Recall that a definably-Berkeley cardinal is a cardinal $\kappa$ such that whenever $M$ is a transitive set with $\kappa \in M$, there are elementary embeddings $M \to M$ with arbitrarily large critical point $\alpha < \kappa$. A Reinhardt cardinal is when this holds for $M = V_\kappa$ (EDIT: In fact the "Reinhardt cardinal is defined to be the critical point of the embedding). So perhaps there is some other $M$ one can cook up which obviously fails the Berkeley property? Maybe $M = \kappa + 1$, for example?

(A Berkeley cardinal is a cardinal $\kappa$ such that whenver $M$ is a transitive set with $\kappa \in M$ and $A \subseteq M$, there are elementary embeddings $j : (M,A) \to (M,A)$ with arbitrarily large critical point below $\kappa$. Although it seems sometimes one restricts the definition to apply only when $M = V_\alpha$? I'm not sure if that's equivalent or weaker.)

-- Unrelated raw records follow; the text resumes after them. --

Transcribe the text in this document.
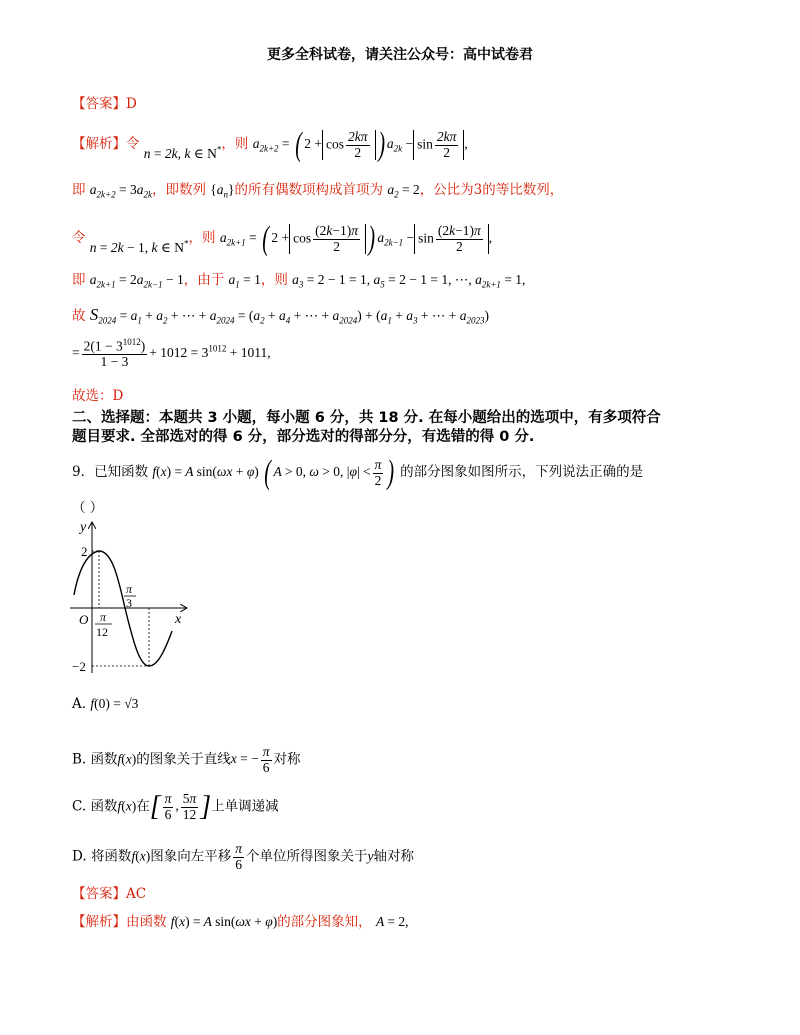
更多全科试卷，请关注公众号：高中试卷君
【答案】D
【解析】令 n = 2k, k ∈ N*，则 $a_{2k+2}$ = ( $2 + \cos \frac{2k\pi}{2}$ ) $a_{2k} - \sin \frac{2k\pi}{2}$ ,
即 $a_{2k+2} = 3a_{2k}$，即数列 $\{a_n\}$的所有偶数项构成首项为 $a_2 = 2$，公比为3的等比数列，
令 n = 2k − 1, k ∈ N*，则 $a_{2k+1}$ = ( $2 + \cos \frac{(2k-1)\pi}{2}$ ) $a_{2k-1} - \sin \frac{(2k-1)\pi}{2}$ ,
即 $a_{2k+1} = 2a_{2k-1} - 1$，由于 $a_1 = 1$，则 $a_3 = 2 - 1 = 1$, $a_5 = 2 - 1 = 1$, ⋯, $a_{2k+1} = 1$,
故 $S_{2024} = a_1 + a_2$ + ⋯ + $a_{2024} = (a_2 + a_4$ + ⋯ + $a_{2024}) + (a_1 + a_3$ + ⋯ + $a_{2023}$)
= $\frac{2(1 - 3^{1012})}{1 - 3} + 1012 = 3^{1012} + 1011$,
故选：D
二、选择题：本题共 3 小题，每小题 6 分，共 18 分. 在每小题给出的选项中，有多项符合
题目要求. 全部选对的得 6 分，部分选对的得部分分，有选错的得 0 分.
9．已知函数 f(x) = A sin(ωx + φ) ( A > 0, ω > 0, $|\varphi| < \frac{\pi}{2}$ ) 的部分图象如图所示，下列说法正确的是
（ ）
y
x
O
2
−2
π
12
π
3
A. f(0) = √3
B. 函数f(x)的图象关于直线x = − $\frac{\pi}{6}$ 对称
C. 函数f(x)在[ $\frac{\pi}{6}$ , $\frac{5\pi}{12}$ ]上单调递减
D. 将函数f(x)图象向左平移 $\frac{\pi}{6}$ 个单位所得图象关于y轴对称
【答案】AC
【解析】由函数 f(x) = A sin(ωx + φ)的部分图象知， A = 2,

Question 2: Let $\kappa$ be a cardinal (probably uncountable, regular, limit, measurable,etc.). Can it be the case in ZFC that there exists a nontrivial elementary embedding $\kappa + 1 \to \kappa + 1$?

Answer 1

Yes, it is easier to refute Berkeleys than Reinhardts. There is a very simple refutation of Berkeleys in ZFC that is due to Woodin. It is part of the motivation for his contention that Berkeley cardinals should be inconsistent with ZF.

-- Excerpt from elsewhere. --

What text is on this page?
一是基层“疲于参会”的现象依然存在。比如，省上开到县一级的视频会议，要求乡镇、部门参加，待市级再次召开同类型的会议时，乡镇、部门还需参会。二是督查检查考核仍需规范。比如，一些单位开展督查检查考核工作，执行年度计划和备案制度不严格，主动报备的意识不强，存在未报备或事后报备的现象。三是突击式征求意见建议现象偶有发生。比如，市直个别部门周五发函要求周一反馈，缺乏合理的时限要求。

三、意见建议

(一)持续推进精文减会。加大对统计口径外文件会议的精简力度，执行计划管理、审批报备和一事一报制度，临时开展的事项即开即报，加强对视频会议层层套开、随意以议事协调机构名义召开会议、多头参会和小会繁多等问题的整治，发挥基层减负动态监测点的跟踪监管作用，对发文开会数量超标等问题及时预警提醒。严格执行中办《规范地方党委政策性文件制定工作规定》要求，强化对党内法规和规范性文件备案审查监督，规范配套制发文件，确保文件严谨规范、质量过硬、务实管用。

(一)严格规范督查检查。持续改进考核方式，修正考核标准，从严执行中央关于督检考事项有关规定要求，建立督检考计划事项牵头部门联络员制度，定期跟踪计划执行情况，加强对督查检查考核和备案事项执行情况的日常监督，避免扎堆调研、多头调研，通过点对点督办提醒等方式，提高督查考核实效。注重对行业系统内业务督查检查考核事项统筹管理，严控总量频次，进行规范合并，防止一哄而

Towards a contradiction, assume ZFC plus $\delta$ is the least Berkeley. For each $\alpha< \delta$, choose a transitive set $M_\alpha$ containing $\delta$ such that there is no $j:M_\alpha \to M_\alpha$ with critical point less than $\alpha$. Let $\gamma$ be the supremum of the ranks of the $M_\alpha$. Since $\delta$ is Berkeley there is an elementary $i : V_{\gamma+1} \to V_{\gamma+1}$ with critical point below $\delta$ such that $i(\vec M) = \vec M$. Notice that $i$ has no fixed points $\alpha$ between its critical point and $\delta$. Otherwise $i(M_\alpha) = M_\alpha$, but then $i\restriction M_\alpha$ is an elementary embedding from $M_\alpha$ to $M_\alpha$ with critical point less than $\alpha$.

Therefore $\delta$ has countable cofinality: in fact, $\delta = \sup_{n<\omega} \kappa_n$ where $\kappa_n = i^n(\kappa)$. But applying Berkeliness again, we can get another embedding $k: V_{\gamma+1} \to V_{\gamma+1}$ with critical point below $\delta$ such that $k(\vec N) = \vec N$ where $N_n = M_{\kappa_n}$. Clearly $k$ fixes each $N_n$ (since $k(n) = n$). But taking $n$ large enough that $\kappa_n > \text{crit}(k)$, $k\restriction N_n$ is an elementary embedding that contradicts the definition of $M_{\kappa_n}$.